After this first look at the data, let us return to the question of interest: Is the true average body temperature 37°C? One way of answering this is to turn the question around, and start with assuming that 37°C is actually the true, average temperature. The question then becomes, what would samples of size 130 from such a hypothetical population look like? This can be answered with statistical theory, or – in this computerized age – with simulated samples based on random number generation. Specifically, let us assume that this hypothetical population has the distribution of body temperatures shown below:

Imagine that we next draw 1,000 samples, each consisting of 130 individuals. What would their means look like? This is shown here:

Again we see an approximately bell-shaped histogram. The averages of the samples are centered around 37°C (like the hypothetical distribution was), but with a much smaller spread than before. All of the one thousand averages lie between 36.89°C and 37.10°C. This is the first important observation we can make: The variability of an average is smaller (usually much smaller) than the variability of a single observation. We shall later see, that an explicit formula exists describing this reduction in variability. The second important observation, is that none of the one thousand samples had a mean equal to 36.805°C or less (remember that 36.805°C was the actual mean observed on the "real" individuals). It is thus extremely unlikely to get a sample mean of 36.805°C, had the true average temperature in the population been 37°C. This is what is known as a statistical significant result, which is technical jargon for stating that the actually observed data is very different from what would be expected, had the investigated hypothesis (is the true average of body temperatures 37°C?) been true. The answer to our question is thus that while we cannot completely rule that the true average body temperature is 37°, it would be extremely unlikely to observe what we actually did observe, had the true average been 37°. Hence, we conclude that the true average body temperature is not 37°, ie. we reject this hypothesis.

So it was not 37° which is actually not a very informative finding. The far more interesting question is, what the true average body temperature could then be, judged from what we observed in this sample. This is typically answered with a so-called *confidence interval*. The fundamental rationale behind a confidence interval is to use the data to obtain the best possible (ie. narrow) interval where the true value of a parameter can be expected to be found with a given probability, typically 95%. Formulas for computing the interval depend on type of data and the way they were sampled, but we will defer this to later Chapters and for now concentrate on their interpretation.

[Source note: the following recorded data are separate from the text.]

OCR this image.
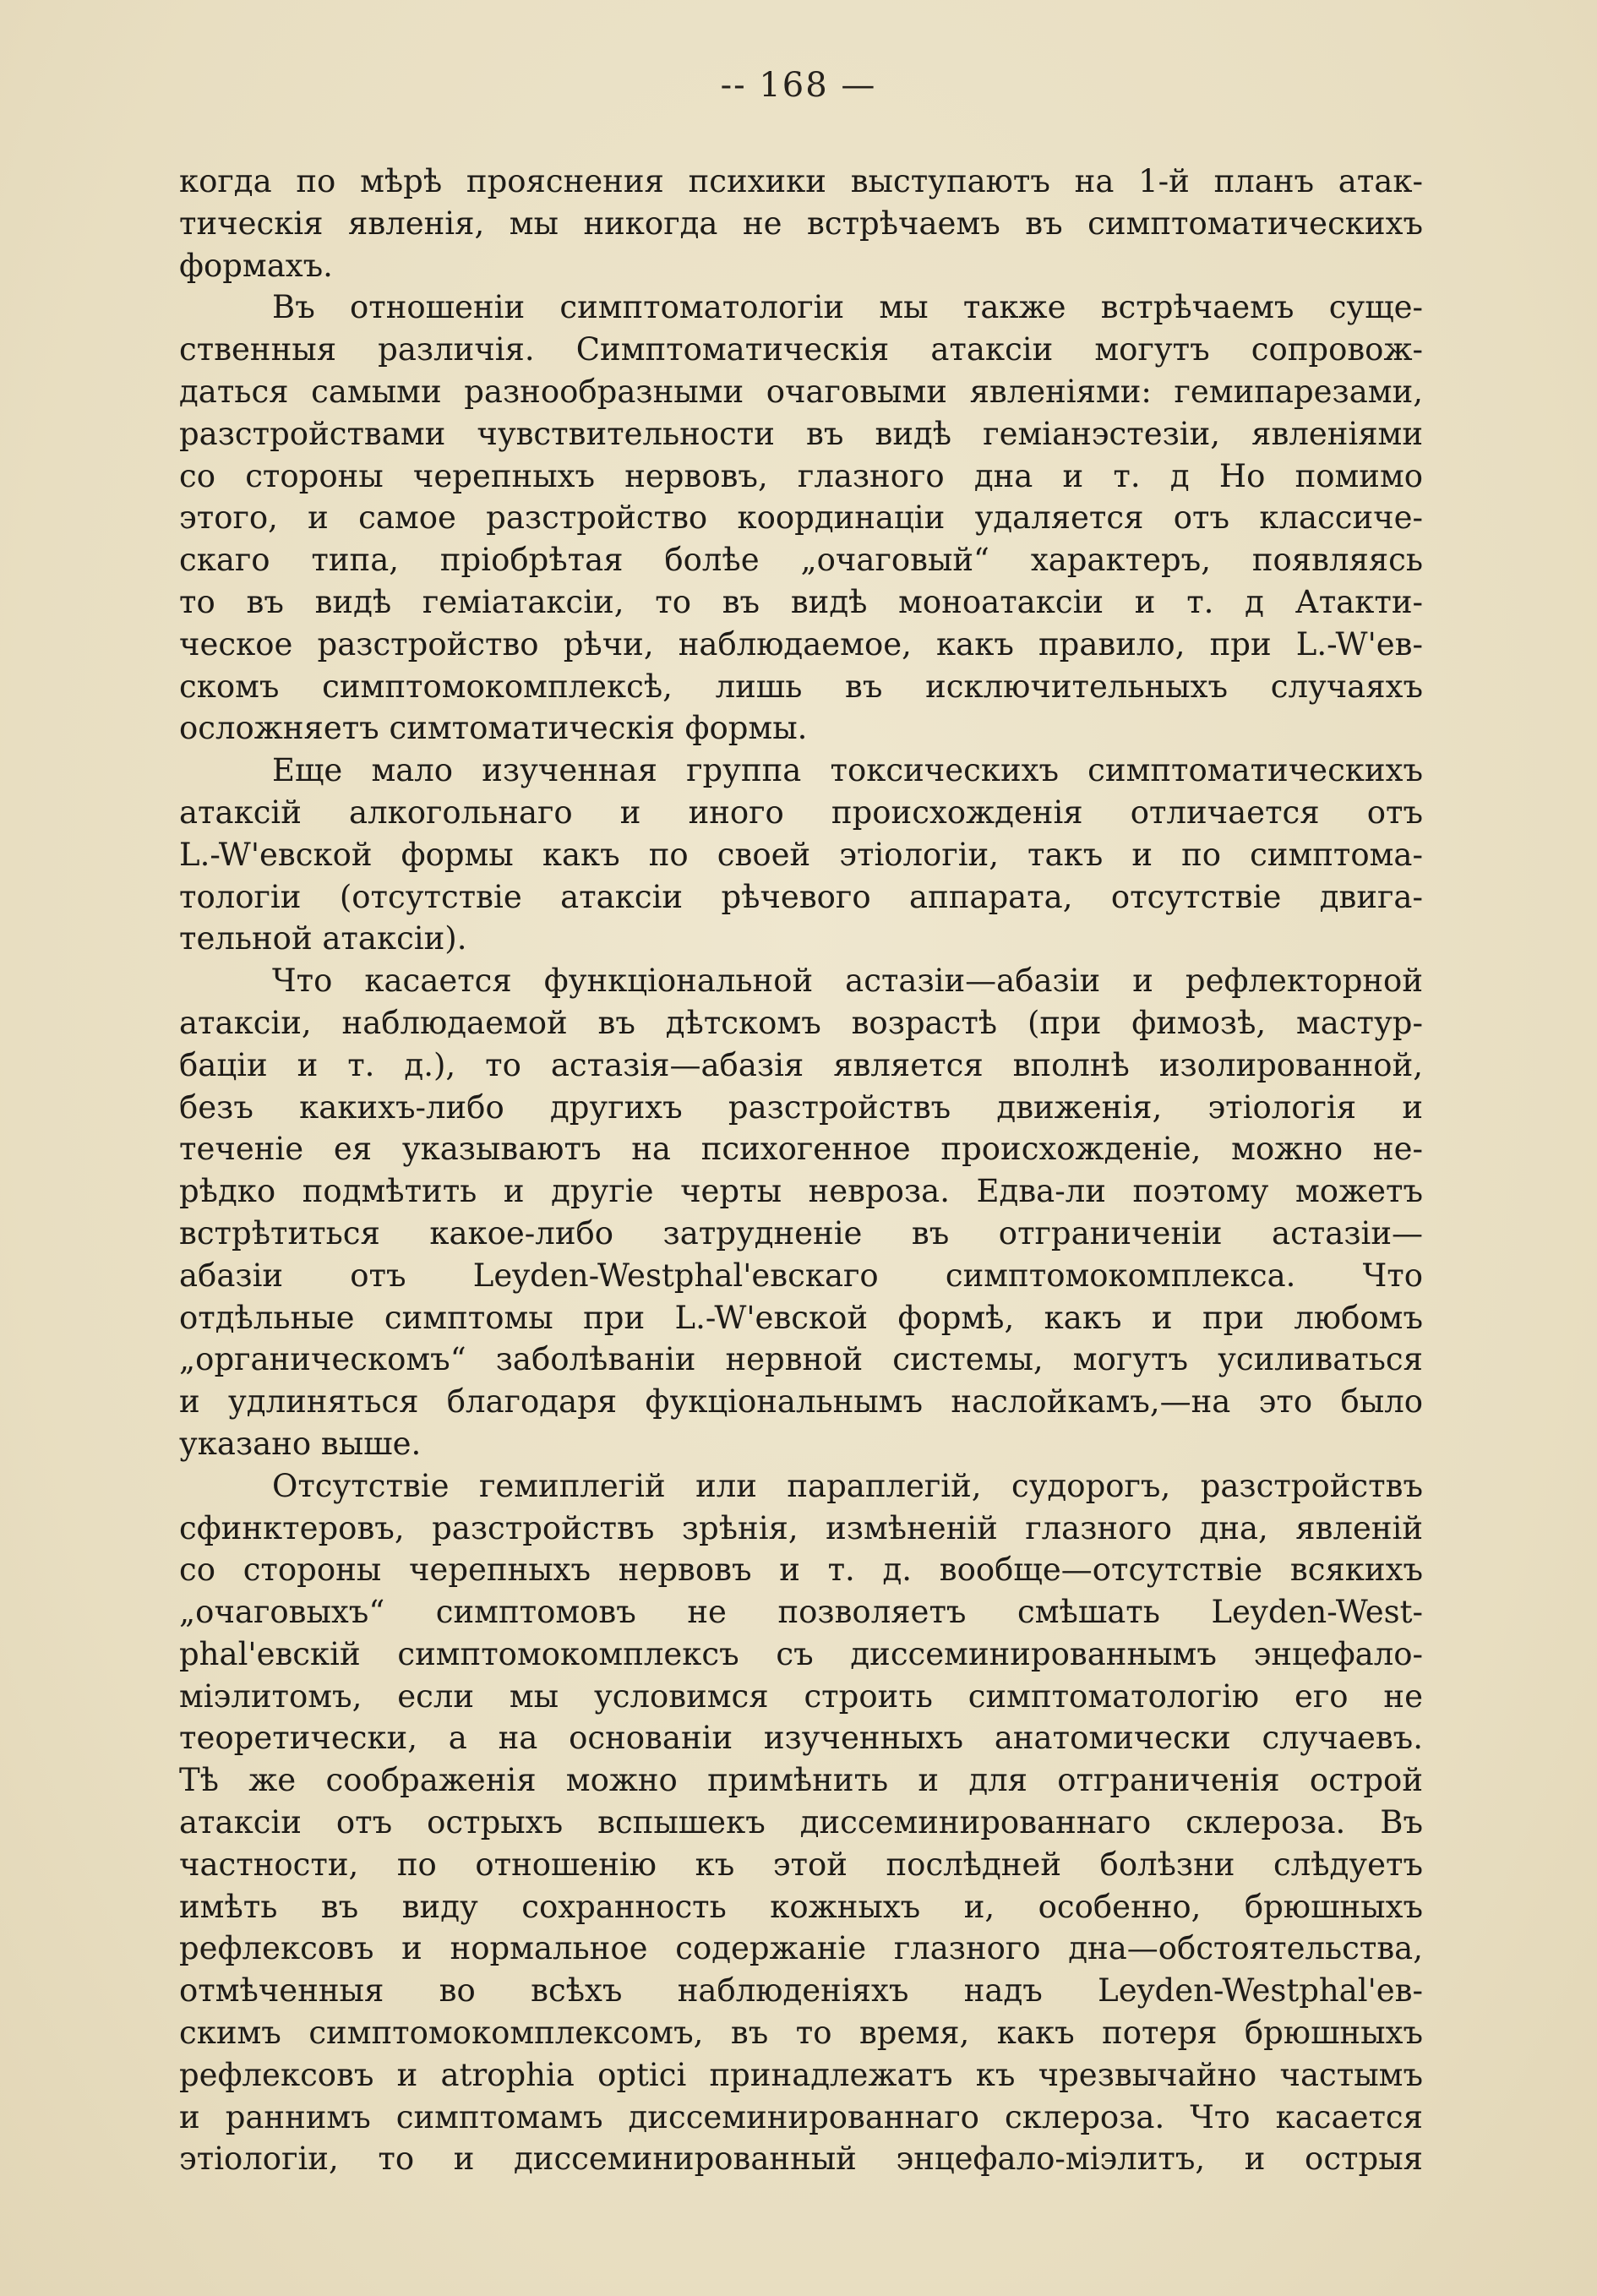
-- 168 —
когда по мѣрѣ прояснения психики выступаютъ на 1-й планъ атак-
тическія явленія, мы никогда не встрѣчаемъ въ симптоматическихъ
формахъ.
Въ отношеніи симптоматологіи мы также встрѣчаемъ суще-
ственныя различія. Симптоматическія атаксіи могутъ сопровож-
даться самыми разнообразными очаговыми явленіями: гемипарезами,
разстройствами чувствительности въ видѣ геміанэстезіи, явленіями
со стороны черепныхъ нервовъ, глазного дна и т. д Но помимо
этого, и самое разстройство координаціи удаляется отъ классиче-
скаго типа, пріобрѣтая болѣе „очаговый“ характеръ, появляясь
то въ видѣ геміатаксіи, то въ видѣ моноатаксіи и т. д Атакти-
ческое разстройство рѣчи, наблюдаемое, какъ правило, при L.-W'ев-
скомъ симптомокомплексѣ, лишь въ исключительныхъ случаяхъ
осложняетъ симтоматическія формы.
Еще мало изученная группа токсическихъ симптоматическихъ
атаксій алкогольнаго и иного происхожденія отличается отъ
L.-W'евской формы какъ по своей этіологіи, такъ и по симптома-
тологіи (отсутствіе атаксіи рѣчевого аппарата, отсутствіе двига-
тельной атаксіи).
Что касается функціональной астазіи—абазіи и рефлекторной
атаксіи, наблюдаемой въ дѣтскомъ возрастѣ (при фимозѣ, мастур-
баціи и т. д.), то астазія—абазія является вполнѣ изолированной,
безъ какихъ-либо другихъ разстройствъ движенія, этіологія и
теченіе ея указываютъ на психогенное происхожденіе, можно не-
рѣдко подмѣтить и другіе черты невроза. Едва-ли поэтому можетъ
встрѣтиться какое-либо затрудненіе въ отграниченіи астазіи—
абазіи отъ Leyden-Westphal'евскаго симптомокомплекса. Что
отдѣльные симптомы при L.-W'евской формѣ, какъ и при любомъ
„органическомъ“ заболѣваніи нервной системы, могутъ усиливаться
и удлиняться благодаря фукціональнымъ наслойкамъ,—на это было
указано выше.
Отсутствіе гемиплегій или параплегій, судорогъ, разстройствъ
сфинктеровъ, разстройствъ зрѣнія, измѣненій глазного дна, явленій
со стороны черепныхъ нервовъ и т. д. вообще—отсутствіе всякихъ
„очаговыхъ“ симптомовъ не позволяетъ смѣшать Leyden-West-
phal'евскій симптомокомплексъ съ диссеминированнымъ энцефало-
міэлитомъ, если мы условимся строить симптоматологію его не
теоретически, а на основаніи изученныхъ анатомически случаевъ.
Тѣ же соображенія можно примѣнить и для отграниченія острой
атаксіи отъ острыхъ вспышекъ диссеминированнаго склероза. Въ
частности, по отношенію къ этой послѣдней болѣзни слѣдуетъ
имѣть въ виду сохранность кожныхъ и, особенно, брюшныхъ
рефлексовъ и нормальное содержаніе глазного дна—обстоятельства,
отмѣченныя во всѣхъ наблюденіяхъ надъ Leyden-Westphal'ев-
скимъ симптомокомплексомъ, въ то время, какъ потеря брюшныхъ
рефлексовъ и atrophia optici принадлежатъ къ чрезвычайно частымъ
и раннимъ симптомамъ диссеминированнаго склероза. Что касается
этіологіи, то и диссеминированный энцефало-міэлитъ, и острыя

Hence let us again consider the hypothetic population described above with mean 37°C and an SD of 0.407°C. In the Figure below we see the result of computing 95% confidence intervals for 50 random samples from this hypothetical distribution. Each interval is represented by a dot indicating the mean of the specific sample while the vertical lines indicate the confidence interval computed for the sample.

Note that of the 50 confidence intervals, there are only two which do not contain the true value of 37°C, the true value for this hypothetical population. This matches rather closely with the definition, stating that 95% of such intervals should contain the true value. In other words 5% of the intervals should not contain the true value, which for 50 samples would correspond to 2.5 of the intervals not covering the true value.

For our specific sample based on real observations the 95% confidence interval is (36.73°C; 36.88°C). The main conclusion regarding the average human body temperature based on this dataset, is thus that the best estimate of the true mean is 36.81°C and we are 95% confident that the true value is somewhere in the range of (36.73°C; 36.88°C). It is the latter part of the statement, which is crucial to appreciating the value of a statistical analysis: If conducted properly it yields a measure of the uncertainty of the results, or in everyday words we have measured the likely distance to the true value, *eventhough* we don't know its exact value.